Total return includes ending value plus any income received. Annualized return appears only when you enter years held.
What this tells you
- •Total return measures the full gain or loss across the whole holding period.
- •Income such as dividends, interest, or distributions should be added to the ending value when you calculate total return.
- •Annualized return is different. It restates the full return as an even yearly rate so you can compare periods of different lengths.
How to Use
- 1Enter the starting value at the beginning of the period.
- 2Enter the ending value at the end of the period. Use market value only if income was paid out separately.
- 3Enter any income received during the period, such as dividends or interest. Leave it at 0 if none was paid.
- 4Optionally enter years held to estimate annualized return, then calculate to see the full-period return and dollar gain or loss.
How It Works
Formula
Total return = ((Ending value + Income received - Starting value) ÷ Starting value) × 100
Annualized return = (((Ending value + Income received) ÷ Starting value)^(1 ÷ Years held) - 1) × 100Total return compares everything you finished with against what you started with. Annualized return takes that full-period result and converts it into an even yearly rate. That makes comparisons easier, but it does not mean the investment earned the same return every year.
Calculation note: values are processed in the order shown above, using the current input units.
Worked Examples
Stock fund with dividends over 3 years
The investor finished with $11,800 between market value and cash income. That is a $1,800 gain on a $10,000 starting value.

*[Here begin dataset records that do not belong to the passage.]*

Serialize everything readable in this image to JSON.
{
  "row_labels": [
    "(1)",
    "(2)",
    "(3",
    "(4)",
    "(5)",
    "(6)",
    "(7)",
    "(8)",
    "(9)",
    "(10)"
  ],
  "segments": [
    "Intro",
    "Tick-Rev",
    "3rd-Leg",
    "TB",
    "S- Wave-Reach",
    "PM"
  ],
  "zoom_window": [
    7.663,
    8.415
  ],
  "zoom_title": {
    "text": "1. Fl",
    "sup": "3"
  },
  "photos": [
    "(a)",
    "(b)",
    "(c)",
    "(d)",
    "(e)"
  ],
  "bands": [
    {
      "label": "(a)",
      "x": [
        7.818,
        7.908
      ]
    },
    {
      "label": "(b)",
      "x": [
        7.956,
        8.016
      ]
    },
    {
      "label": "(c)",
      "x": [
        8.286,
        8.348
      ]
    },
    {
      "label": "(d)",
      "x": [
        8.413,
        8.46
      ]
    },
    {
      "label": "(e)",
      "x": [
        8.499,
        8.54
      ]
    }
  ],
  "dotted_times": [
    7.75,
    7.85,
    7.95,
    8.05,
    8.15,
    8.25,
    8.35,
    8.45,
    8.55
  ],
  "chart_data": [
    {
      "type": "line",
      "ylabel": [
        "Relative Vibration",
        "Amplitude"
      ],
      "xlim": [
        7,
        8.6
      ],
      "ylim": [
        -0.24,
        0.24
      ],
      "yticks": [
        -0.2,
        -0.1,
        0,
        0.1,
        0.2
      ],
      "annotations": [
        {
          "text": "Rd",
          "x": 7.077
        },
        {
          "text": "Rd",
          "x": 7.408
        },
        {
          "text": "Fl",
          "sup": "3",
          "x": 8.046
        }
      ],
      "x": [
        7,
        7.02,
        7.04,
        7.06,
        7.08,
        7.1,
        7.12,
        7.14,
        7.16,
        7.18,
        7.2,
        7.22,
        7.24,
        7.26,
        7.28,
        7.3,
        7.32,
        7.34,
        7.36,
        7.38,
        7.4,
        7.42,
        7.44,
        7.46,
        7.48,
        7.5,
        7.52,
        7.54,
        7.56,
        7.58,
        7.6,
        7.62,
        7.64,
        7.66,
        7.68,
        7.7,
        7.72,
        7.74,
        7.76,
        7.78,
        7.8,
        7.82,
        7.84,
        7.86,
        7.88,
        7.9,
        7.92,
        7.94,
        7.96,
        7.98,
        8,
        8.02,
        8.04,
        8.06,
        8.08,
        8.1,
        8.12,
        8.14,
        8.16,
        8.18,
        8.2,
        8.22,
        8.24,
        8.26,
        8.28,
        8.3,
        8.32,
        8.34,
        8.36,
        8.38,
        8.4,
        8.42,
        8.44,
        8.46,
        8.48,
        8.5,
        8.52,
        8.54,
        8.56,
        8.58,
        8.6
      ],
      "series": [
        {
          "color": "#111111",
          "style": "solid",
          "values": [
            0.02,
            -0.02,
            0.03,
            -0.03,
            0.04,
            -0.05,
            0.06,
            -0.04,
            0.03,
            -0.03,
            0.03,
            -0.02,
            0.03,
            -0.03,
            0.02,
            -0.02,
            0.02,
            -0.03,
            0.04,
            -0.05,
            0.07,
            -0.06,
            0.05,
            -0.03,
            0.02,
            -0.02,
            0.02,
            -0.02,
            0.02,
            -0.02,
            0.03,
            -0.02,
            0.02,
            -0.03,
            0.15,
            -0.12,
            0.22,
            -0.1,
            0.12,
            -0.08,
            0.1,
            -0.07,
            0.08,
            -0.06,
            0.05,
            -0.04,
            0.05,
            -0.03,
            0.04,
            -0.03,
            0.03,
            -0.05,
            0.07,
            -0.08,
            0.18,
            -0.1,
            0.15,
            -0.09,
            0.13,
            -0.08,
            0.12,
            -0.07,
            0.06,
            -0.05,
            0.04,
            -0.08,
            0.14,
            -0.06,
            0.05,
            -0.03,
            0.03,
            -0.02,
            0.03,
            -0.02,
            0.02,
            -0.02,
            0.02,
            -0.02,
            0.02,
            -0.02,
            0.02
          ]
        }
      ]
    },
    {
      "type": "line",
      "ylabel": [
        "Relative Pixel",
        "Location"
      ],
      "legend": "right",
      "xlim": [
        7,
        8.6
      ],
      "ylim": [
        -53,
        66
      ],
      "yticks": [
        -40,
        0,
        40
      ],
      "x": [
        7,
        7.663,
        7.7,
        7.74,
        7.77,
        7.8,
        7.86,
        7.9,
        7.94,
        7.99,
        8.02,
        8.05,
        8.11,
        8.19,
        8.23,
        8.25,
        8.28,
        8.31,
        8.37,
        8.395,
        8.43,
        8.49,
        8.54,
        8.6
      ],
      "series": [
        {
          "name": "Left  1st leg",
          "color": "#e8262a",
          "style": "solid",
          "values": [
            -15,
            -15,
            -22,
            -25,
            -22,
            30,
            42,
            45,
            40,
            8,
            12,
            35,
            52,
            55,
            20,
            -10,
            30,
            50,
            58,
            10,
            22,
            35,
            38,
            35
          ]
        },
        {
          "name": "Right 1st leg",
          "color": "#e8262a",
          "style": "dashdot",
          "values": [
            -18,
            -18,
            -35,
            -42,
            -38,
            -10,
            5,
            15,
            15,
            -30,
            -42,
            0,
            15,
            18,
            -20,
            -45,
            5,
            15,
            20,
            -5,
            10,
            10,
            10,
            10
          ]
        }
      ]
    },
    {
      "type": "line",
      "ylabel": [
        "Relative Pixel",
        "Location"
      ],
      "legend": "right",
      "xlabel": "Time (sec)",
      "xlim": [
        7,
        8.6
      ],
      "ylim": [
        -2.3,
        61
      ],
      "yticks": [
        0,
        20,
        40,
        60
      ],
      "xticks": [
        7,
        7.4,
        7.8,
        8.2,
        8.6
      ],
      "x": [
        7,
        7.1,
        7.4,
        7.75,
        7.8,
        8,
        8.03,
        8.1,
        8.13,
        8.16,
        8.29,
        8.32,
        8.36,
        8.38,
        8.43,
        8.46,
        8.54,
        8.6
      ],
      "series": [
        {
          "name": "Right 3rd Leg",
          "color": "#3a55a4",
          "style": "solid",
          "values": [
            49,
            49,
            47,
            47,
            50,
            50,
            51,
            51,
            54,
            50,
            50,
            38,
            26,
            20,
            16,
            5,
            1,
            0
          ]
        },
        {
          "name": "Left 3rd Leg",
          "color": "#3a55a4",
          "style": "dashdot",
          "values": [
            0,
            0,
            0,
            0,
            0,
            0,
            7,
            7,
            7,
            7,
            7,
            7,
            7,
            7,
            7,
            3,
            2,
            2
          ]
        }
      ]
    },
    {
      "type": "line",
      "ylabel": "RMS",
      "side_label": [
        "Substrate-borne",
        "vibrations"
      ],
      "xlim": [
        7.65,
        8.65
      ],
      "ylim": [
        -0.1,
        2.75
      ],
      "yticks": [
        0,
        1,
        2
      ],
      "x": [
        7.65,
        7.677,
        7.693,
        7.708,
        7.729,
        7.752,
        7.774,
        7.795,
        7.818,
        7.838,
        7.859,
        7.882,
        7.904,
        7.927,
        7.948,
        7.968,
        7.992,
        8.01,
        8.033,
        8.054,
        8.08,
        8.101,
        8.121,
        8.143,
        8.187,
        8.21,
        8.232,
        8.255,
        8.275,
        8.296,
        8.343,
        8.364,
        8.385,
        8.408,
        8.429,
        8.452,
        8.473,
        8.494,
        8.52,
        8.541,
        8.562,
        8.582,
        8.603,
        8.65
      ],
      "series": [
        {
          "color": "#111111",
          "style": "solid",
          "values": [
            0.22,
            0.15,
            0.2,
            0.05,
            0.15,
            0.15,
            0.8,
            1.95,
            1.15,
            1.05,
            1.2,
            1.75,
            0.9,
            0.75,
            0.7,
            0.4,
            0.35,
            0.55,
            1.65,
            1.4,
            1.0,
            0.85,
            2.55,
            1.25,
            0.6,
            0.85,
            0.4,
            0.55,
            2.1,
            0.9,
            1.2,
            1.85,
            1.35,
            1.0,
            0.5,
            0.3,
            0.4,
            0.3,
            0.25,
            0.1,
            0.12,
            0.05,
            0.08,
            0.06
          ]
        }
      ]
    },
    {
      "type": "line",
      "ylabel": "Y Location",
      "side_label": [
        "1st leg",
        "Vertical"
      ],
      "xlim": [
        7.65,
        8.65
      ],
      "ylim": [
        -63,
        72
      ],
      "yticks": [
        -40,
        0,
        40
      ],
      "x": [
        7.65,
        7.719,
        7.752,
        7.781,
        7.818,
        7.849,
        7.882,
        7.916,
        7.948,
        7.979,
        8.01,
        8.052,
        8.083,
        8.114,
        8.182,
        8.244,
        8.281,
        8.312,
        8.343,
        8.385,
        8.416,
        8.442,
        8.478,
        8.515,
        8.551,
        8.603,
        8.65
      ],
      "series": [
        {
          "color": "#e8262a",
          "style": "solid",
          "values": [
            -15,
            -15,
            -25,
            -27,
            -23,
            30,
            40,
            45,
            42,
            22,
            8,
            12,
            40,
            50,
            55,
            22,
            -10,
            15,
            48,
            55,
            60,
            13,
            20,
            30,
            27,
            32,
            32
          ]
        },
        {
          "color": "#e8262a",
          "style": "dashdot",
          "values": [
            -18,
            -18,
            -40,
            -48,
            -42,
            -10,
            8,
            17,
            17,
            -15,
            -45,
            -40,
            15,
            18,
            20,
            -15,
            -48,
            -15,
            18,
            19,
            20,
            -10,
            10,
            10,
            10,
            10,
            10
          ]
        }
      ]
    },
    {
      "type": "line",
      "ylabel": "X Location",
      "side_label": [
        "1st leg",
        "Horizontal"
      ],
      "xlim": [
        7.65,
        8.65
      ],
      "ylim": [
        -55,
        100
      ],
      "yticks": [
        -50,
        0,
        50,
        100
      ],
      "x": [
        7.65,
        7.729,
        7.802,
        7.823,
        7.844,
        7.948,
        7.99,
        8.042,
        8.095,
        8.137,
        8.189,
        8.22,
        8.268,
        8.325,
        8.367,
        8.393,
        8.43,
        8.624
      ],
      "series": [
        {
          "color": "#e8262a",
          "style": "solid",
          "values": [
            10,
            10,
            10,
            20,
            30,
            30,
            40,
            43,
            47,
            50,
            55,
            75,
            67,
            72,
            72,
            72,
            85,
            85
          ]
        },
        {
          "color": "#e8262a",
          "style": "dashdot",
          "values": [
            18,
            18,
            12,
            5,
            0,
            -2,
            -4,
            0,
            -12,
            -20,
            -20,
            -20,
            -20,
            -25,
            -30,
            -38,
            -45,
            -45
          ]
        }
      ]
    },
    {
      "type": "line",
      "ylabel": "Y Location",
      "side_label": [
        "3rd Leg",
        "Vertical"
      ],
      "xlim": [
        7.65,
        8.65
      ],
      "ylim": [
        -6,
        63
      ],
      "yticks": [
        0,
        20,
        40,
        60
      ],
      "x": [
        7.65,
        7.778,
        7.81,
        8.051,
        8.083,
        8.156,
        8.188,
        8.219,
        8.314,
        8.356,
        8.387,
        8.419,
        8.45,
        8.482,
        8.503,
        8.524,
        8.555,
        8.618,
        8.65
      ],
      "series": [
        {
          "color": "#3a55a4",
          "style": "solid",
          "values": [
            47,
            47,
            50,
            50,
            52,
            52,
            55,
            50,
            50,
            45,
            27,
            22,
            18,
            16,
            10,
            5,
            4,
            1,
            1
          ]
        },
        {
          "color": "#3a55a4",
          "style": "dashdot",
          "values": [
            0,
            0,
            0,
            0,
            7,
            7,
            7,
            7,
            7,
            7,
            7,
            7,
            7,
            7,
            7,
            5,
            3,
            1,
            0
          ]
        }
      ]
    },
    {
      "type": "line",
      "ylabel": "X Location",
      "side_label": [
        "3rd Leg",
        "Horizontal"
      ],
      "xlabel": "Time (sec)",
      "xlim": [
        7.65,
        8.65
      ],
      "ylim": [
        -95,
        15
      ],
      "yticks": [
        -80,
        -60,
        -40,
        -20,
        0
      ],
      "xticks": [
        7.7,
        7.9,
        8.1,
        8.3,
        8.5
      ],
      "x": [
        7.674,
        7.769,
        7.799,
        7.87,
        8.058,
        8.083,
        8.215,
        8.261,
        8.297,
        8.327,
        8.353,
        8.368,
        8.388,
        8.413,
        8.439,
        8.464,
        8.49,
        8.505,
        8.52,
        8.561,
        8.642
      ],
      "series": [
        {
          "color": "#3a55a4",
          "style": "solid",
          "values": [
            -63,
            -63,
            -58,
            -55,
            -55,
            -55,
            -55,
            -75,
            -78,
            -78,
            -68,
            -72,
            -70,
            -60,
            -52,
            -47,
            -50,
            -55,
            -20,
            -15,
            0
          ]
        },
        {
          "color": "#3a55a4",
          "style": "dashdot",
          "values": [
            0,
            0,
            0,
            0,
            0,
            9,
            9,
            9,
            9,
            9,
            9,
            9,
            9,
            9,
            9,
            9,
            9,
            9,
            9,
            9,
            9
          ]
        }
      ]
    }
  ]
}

Bond fund loss with income over 2 years
Income softens the loss, but the combined ending value is still below the starting value, so both return figures stay negative.
Total return vs annualized return
These two percentages answer different questions.
| Metric | What it tells you | Best use |
|---|---|---|
| Total return | The full gain or loss from start to finish, including income | Checking how much you actually made or lost over one holding period |
| Annualized return | The full return restated as an even yearly rate | Comparing results across holding periods with different lengths |
If you made deposits or withdrawals during the period, use IRR or time-weighted return instead of a simple start-to-finish rate of return.
Common mistakes
- Leaving dividends or interest out of the return calculation
- Comparing a short holding-period return to a multi-year return without annualizing both
- Treating annualized return as the exact return earned in every single year
Limitations
This calculator assumes one starting value, one ending value, and optional income received during the period. Annualized return treats the full result as if it compounded evenly across the years entered. It does not account for deposits, withdrawals, fees, taxes, inflation, or the exact timing of income payments.